Omar will replace Ellison, who defeated Republican Doug Wardlow in a hotly contested and oftentimes bitter race. Ellison becomes Minnesota’s first person of color and its first Muslim to serve as state attorney general. An Ellison spokesman noted that, outside of the state Supreme Court, Ellison is also the first black Minnesotan elected statewide.
Minnesota also elected its first openly gay member of Congress when voters in the Second Congressional District chose Democrat Angie Craig over Republican U.S. Rep. Jason Lewis. Craig ran among a record 391 openly LGBTQ candidates on ballots nationwide this year, according to data compiled by the LGBTQ Victory Fund, a political action committee that dubbed the movement a “rainbow wave.”
In Hennepin County, Metro Transit Sgt. Dave “Hutch” Hutchinson was presumed to have unseated Sheriff Rich Stanek and will likely become the first openly gay sheriff in the Midwest. Minnesota Supreme Court Justice Margaret Chutich, the first openly gay justice to serve on the court, also easily weathered a challenge from West St. Paul attorney Michelle MacDonald, a controversial perennial candidate who previously told the Star Tribune that she chose to run against Chutich because of her sexual orientation.
Entering Tuesday, Minnesota was one of four states whose two senators were women. With Democratic Sens. Amy Klobuchar and Tina Smith cruising to victory and the addition of Craig and Omar, Minnesota’s full congressional delegation is now evenly split between five male and five female elected officials for the first time in state history. Democratic U.S. Rep. Betty McCollum also sailed to a 10th term in the Fourth Congressional District, held by the DFL since 1949.

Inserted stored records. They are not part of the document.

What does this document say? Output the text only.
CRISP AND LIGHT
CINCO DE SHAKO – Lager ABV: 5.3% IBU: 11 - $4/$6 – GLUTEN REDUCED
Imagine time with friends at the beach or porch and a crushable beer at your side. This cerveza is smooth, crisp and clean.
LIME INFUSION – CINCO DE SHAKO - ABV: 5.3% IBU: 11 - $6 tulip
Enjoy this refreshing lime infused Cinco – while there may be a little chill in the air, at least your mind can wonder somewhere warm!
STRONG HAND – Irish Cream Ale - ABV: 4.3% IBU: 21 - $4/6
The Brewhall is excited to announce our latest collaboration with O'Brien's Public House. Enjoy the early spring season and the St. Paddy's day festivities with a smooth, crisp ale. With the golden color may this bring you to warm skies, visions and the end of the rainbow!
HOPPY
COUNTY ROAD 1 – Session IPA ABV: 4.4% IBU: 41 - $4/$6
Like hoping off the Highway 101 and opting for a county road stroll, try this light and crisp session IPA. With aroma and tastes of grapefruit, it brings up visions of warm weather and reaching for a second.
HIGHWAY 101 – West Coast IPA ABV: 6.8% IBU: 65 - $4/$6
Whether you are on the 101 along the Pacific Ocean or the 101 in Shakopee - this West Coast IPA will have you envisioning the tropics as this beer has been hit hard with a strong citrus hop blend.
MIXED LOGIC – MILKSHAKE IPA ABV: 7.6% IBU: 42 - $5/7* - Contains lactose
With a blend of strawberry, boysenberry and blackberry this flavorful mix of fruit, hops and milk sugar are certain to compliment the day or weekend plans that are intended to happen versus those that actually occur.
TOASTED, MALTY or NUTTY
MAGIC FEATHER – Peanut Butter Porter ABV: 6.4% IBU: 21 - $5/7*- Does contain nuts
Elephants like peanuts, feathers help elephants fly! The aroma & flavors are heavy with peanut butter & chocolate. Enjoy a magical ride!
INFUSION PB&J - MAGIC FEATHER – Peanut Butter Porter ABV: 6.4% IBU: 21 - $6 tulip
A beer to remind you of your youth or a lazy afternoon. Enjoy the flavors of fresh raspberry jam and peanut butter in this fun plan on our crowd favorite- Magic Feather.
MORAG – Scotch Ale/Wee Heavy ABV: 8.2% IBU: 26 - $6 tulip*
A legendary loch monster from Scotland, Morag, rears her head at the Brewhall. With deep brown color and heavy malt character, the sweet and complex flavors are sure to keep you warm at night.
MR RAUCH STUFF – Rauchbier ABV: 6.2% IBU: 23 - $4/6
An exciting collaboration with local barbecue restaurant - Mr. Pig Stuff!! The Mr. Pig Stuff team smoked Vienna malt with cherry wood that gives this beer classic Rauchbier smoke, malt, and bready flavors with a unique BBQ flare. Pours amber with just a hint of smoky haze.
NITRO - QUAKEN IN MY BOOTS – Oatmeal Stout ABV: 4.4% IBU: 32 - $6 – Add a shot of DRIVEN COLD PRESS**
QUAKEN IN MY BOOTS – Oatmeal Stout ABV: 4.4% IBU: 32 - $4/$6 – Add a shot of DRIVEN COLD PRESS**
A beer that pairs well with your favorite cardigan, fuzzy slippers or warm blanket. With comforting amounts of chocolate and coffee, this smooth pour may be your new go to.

Lt. Gov.-elect Peggy Flanagan became the first indigenous woman elected to the office in the country’s history. She is a member of the White Earth Band of Ojibwe.
Diversity in Minn. House
The DFL Party also took the state House behind a series of victories by women, while two Somali-Americans and four new Hmong candidates were elected.
By winning the state House, Democrats also earned the state a distinction more than a century in the making: According to the National Conference of State Legislatures, Minnesota emerged from the midterms as the only state with a divided legislature — the first time just one state had two parties in charge of its chambers since 1914. Minnesota’s House was one of five legislative chambers that flipped from Republican to Democratic this election, joining both chambers in New Hampshire, Colorado’s Senate and Maine’s Senate.
Making local history
The Hennepin County Board will have its first two commissioners of color since it was formed in 1852 with the election of two political newcomers. Angela Conley defeated veteran Peter McLaughlin to represent the county’s Fourth District, and Irene Fernando defeated former Minneapolis City Council Member Blong Yang to win the open Second District seat.
Also Tuesday, Maria Regan Gonzalez, who ran unopposed to be mayor of Richfield, became the first Latina mayor in state history. Rochester voters elected Kim Norton, a former state representative, as the city’s first female mayor.
Mankato also elected its first female mayor, Najwa Massad, a Lebanese-American immigrant and longtime restaurant owner. Moorhead elected its first black mayor, attorney Johnathan Judd, and Liberian-American Mike Elliott became Brooklyn Center’s first mayor of color.